If you teach abstract mathematics and make vague promises they will be really
useful, some students may believe you. But if you try to demonstrate how
they're useful, and the best examples you can come up with are estimating the
number of piano tuners in Chicago or the number of air molecules in the room,
things students know they won't ever need to do in their lives, they should
become less interested.

------
sn9
Sanjoy Mahajan [0], who is the author of perhaps the two best books on Fermi
estimation (freely available online, too!), has linked on his website a really
fascinating account of an experiment to reform mathematical K-12 education
from 70+ years ago [1].

[0] [http://web.mit.edu/sanjoy/www/](http://web.mit.edu/sanjoy/www/)

[1]
[http://www.inference.phy.cam.ac.uk/sanjoy/benezet/](http://www.inference.phy.cam.ac.uk/sanjoy/benezet/)

------
chx
There's a book by a Hungarian mathematician for this exact purpose. Péter
Rózsa: Playing with infinity.

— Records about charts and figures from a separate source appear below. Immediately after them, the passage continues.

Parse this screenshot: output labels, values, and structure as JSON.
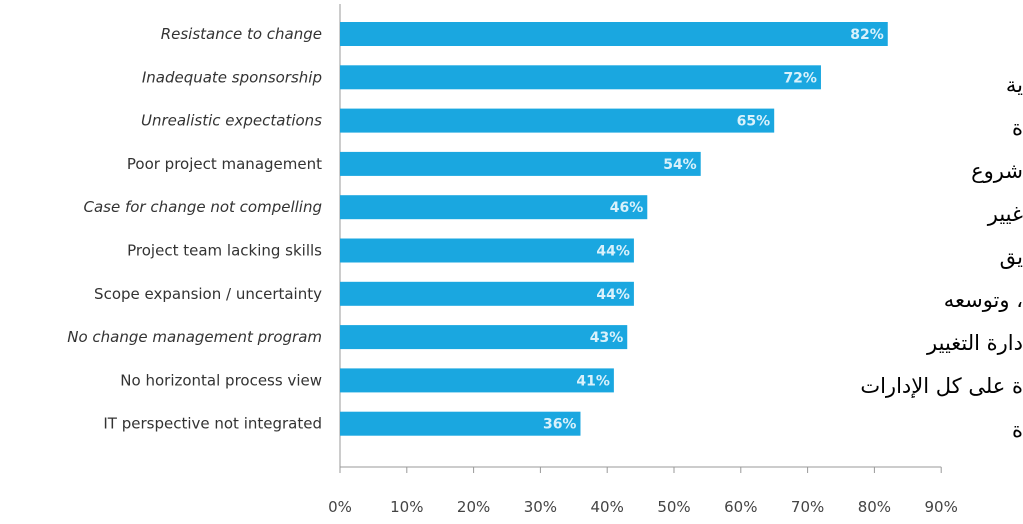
{
  "chart_data": {
    "type": "bar",
    "orientation": "horizontal",
    "categories": [
      "Resistance to change",
      "Inadequate sponsorship",
      "Unrealistic expectations",
      "Poor project management",
      "Case for change not compelling",
      "Project team lacking skills",
      "Scope expansion / uncertainty",
      "No change management program",
      "No horizontal process view",
      "IT perspective not integrated"
    ],
    "italic": [
      true,
      true,
      true,
      false,
      true,
      false,
      false,
      true,
      false,
      false
    ],
    "values": [
      82,
      72,
      65,
      54,
      46,
      44,
      44,
      43,
      41,
      36
    ],
    "value_labels": [
      "82%",
      "72%",
      "65%",
      "54%",
      "46%",
      "44%",
      "44%",
      "43%",
      "41%",
      "36%"
    ],
    "xlim": [
      0,
      90
    ],
    "x_ticks": [
      "0%",
      "10%",
      "20%",
      "30%",
      "40%",
      "50%",
      "60%",
      "70%",
      "80%",
      "90%"
    ],
    "grid": false,
    "colors": {
      "bar": "#1aa7e0",
      "axis": "#999999"
    }
  },
  "overlay_text": [
    "ية",
    "ة",
    "شروع",
    "غيير",
    "يق",
    "، وتوسعه",
    "دارة التغيير",
    "ة على كل الإدارات",
    "ة"
  ]
}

That's the Hungarian name order of her name.
[https://books.google.ca/books?id=pj5G-3boMBwC&redir_esc=y](https://books.google.ca/books?id=pj5G-3boMBwC&redir_esc=y)

------
kazinator
Bootstrap: teach enough math to turn non-mathematicians into mathematicians.

Then teach mathematician-to-mathematician.

------
partycoder
Applied math around areas of interest.